Interminable, cette Révolution !

Fév 25, 2022 | Res Publica

 

La Révolution française se prolonge et se transforme par la révolution permanente dans les études historiques. Le récit national est toujours le résultat de vives tensions, scientifiques et polémiques.

Lorsque nous avons reçu pour la première fois Jean-Clément Martin aux Mercredis de la NAR pour la présentation de sa Nouvelle histoire de la Révolution française (Perrin, 2012), nous nous attendions à de vives controverses. A notre grande surprise, l’ancien directeur de l’Institut d’histoire de la Révolution française recueillit l’assentiment d’un public de diverses sensibilités et la discussion qui suivit fut exempte de polémiques. Nos lecteurs retrouveront dans le recueil d’études que Jean-Clément Martin vient de publier (1) la retranscription – partielle puis enrichie par l’auteur – que nous avions publiée dans Royaliste à la suite de cette intervention mémorable.

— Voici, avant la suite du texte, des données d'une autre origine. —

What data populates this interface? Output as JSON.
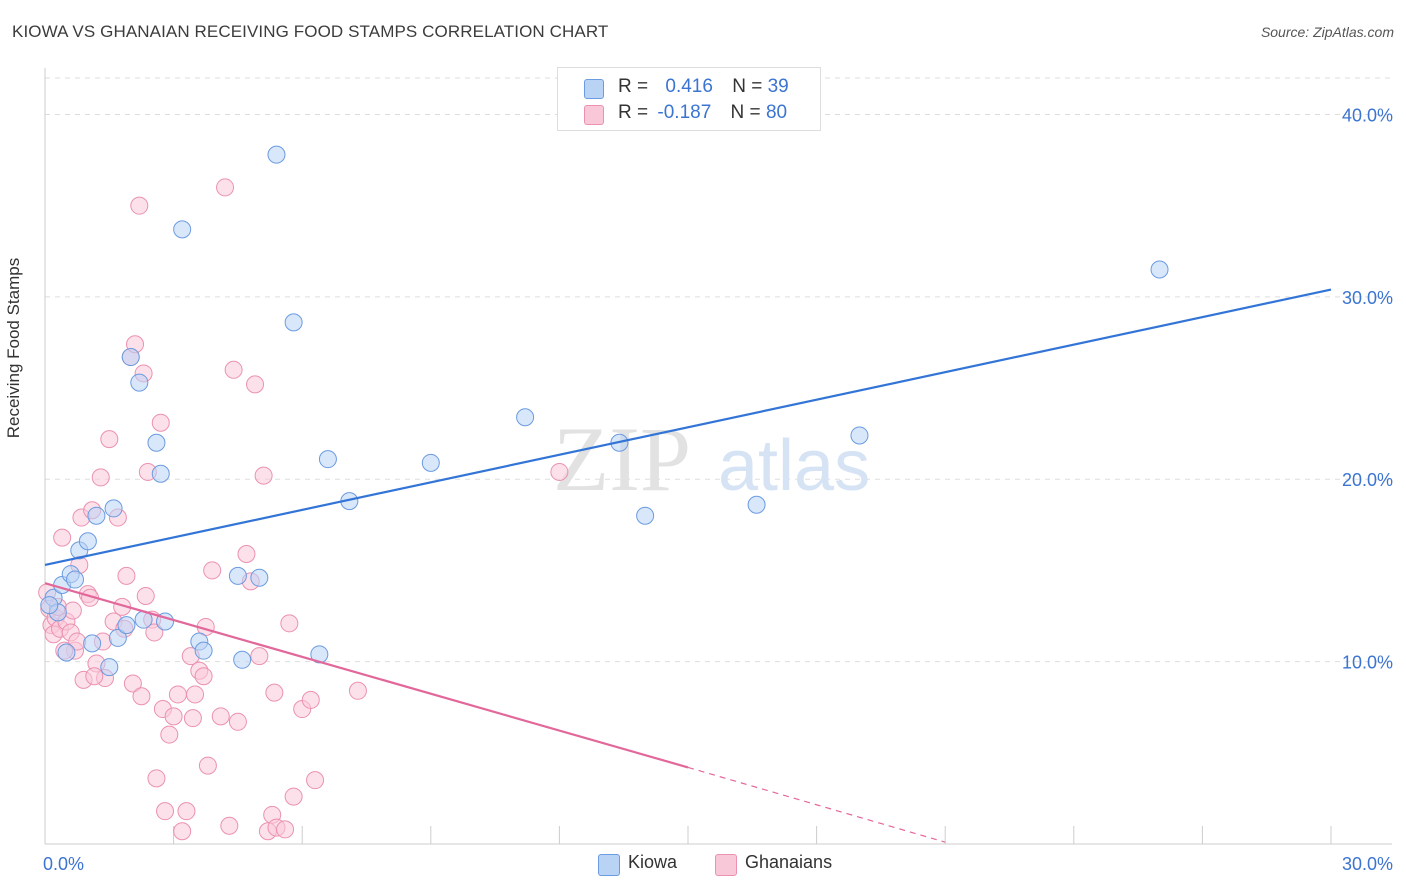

Il faut, bien entendu, lire ou relire tous les textes rassemblés, en se posant toutes sortes de questions sauf une : à quel camp appartient-il ? C’est que Jean-Clément Martin échappe aux classifications partisanes et idéologiques. Prenons la question encore sensible de la guerre de Vendée. Excellent connaisseur de cet épouvantable guerre civile (200 000 morts), Jean-Clément Martin fait valoir qu’il ne s’agit pas d’un génocide – il n’y a pas de peuple vendéen, la Vendée n’est pas une province sous l’Ancien régime – mais de massacres qui ne sont pas spécifiques à ce territoire mal défini qu’on appelle la Vendée militaire. Surtout, il souligne que le long conflit des mémoires depuis la guerre de Vendée – qui a d’ailleurs opposé les Ultras aux orléanistes – a créé une tension constitutive du récit national pour cette période. Une tension qui se relâche, car les associations du souvenir ne sont plus “enracinées dans des communautés vivantes et agissantes”.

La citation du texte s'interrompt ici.